Finish: medium-long, spicy with oak, vanilla and again a hint of white pepper.

And of course a suitable cocktail should not be missing today. Here I have basically decided to mix a variant of the Rum Sour – a New York style Rum Sour, to be precise. The peculiarity, however, lies in the detail. A bar spoon of Benedictine and two dashes of orange bitters give depth to the drink, a Verjus Royal instead of lemon juice takes care of the acidity and the classic red wine float of the New York Sour was replaced by a Blanc de Noirs (a white wine made from red wine grapes). Although I voluntarily omit the optical effect of a red wine float, I still have that dry counterpoint to the fresh sweetness of the sour, which combines excellently with the character of the Pacto Navio and on top of that offers a certain effect of surprise. I have named the drink “Blanc de Havana”.

Recipe “Blanc de Havana”:

6 cl Havana Club Pacto Navio
3 cl Verjus Royal
1.5 cl sugar syrup
1 bar spoon D.O.M. Benedictine
2 Dashes Orange Bitters
1 egg white
3 bar spoons Blanc de Noirs

Preparation: Add all ingredients except the Blanc de Noirs in a shaker without ice and do a “dry shake” first. Then add ice cubes and shake vigorously for about 20 seconds. Strain into your pre-chilled glass and carefully flatten the air bubbles in the foam with a bar spoon and leave to rest for a few seconds. Then – again carefully – add the Blanc de Noirs on top of the drink with a bar spoon.

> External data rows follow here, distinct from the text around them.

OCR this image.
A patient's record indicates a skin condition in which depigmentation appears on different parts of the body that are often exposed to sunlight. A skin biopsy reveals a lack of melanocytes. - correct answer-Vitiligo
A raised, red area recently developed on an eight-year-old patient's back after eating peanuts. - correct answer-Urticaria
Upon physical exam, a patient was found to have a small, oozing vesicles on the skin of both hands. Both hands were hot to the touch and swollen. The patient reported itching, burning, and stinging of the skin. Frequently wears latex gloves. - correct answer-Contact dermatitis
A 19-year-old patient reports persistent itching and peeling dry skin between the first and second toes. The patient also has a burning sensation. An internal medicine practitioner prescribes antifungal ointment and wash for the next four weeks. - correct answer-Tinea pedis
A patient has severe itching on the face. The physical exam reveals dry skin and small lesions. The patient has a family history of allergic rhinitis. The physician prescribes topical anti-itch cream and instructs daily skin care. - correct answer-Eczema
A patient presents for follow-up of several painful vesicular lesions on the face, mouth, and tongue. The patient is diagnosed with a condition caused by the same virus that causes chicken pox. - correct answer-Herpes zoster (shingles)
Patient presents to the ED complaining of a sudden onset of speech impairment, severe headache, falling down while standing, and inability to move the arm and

Glass: Cocktail glass or coupette

Garnish: a dried wheel of a small orange (alternatively none)

Sources of supply: The Havana Club Pacto Navio can be purchased from Conalco, for example.

*The bottle for this review was provided to me by the Conalco Spirituosen UG. The fact that this product has been sent to me free of charge for editorial purposes does not – in any way – imply any influence on the content of this article or my rating. On the contrary, it is always an indispensable condition for me to be able to review without any external influence.

2 thoughts on “Pure Spirits: Havana Club Pacto Navio & Blanc de Havana

  1. Obviously the author is not familiar with premium and in some cases super premium portfolio of Havana Club, even in 2018, when this review was written. Havana Club Masters Selection, Havana Club 15 years aged, Havana Club Union, the annual Havana Club Tribute Series and Havana Club Maximo, all under the Havana Club Iconic Class are sipping, expensive rums, way above this Pacto Navio rum, which belongs within tha Havana Club 7 years and Havana Club Añejo types.

    • Thanks for your comment, Orlando.

      This review was written from a German point of view – and I did not say by any means that there are no premium quality rums from the Havana Club brand. Therefore I think you criticism is a little unfair, because I am quite familiar with sipping rums and I also know most of the bottlings you mentioned. However, if you ask some random people in Germany, they would associate Havana Club with a rather cheap style of rum poured in clubs and discos. And that’s the only thing I meant.